During the Bank of America Merrill Lynch Media, Communications & Entertainment Conference in California, Activision Blizzard CEO Bobby Kotick said that the company will likely begin selling in-game cutscenes as full movies sometime in the next five years.
Kotick used StarCraft II as an example, saying that the high-quality in-game cinematics could be complied together into one film and distributed to fans digitally.
But the big question is this: would gamers actually buy the movie? After all, they will have already seen a fragmented version by playing through the single-player campaign.

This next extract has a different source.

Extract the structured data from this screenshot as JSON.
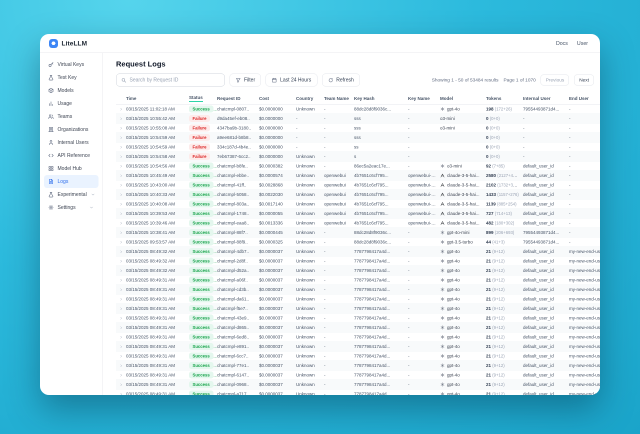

However Kotick indicates that such a release would be successful enough to topple any opening weekend box office record thanks to Activision-Blizzard's business model.
"My guess is--unlike film studios that are really stuck with a model that goes through theatrical distribution and takes a significant amount of the profit away--if we were to go to an audience and say 'We have this great hour and a half of linear video that we'd like to make available to you at a $20 or $30 price point,' you'd have the biggest opening weekend of any film ever," he said.
Kotick added that Activision-Blizzard may attempt a movie release using a partner or directly from the publisher itself. "There will be a time where we'll capitalize on the relationship we have with our audience; deliver them something that is really extraordinary and let them consume it directly through us instead of theatrical distribution," he added. "If we were to deliver a film digitally this way, I'd say an extremely high percentage would then go to the theater and watch it again."
Activision-Blizzard may need to consider adding extra content not seen in the game in order to convince gamers to pay an additional $20 to $30.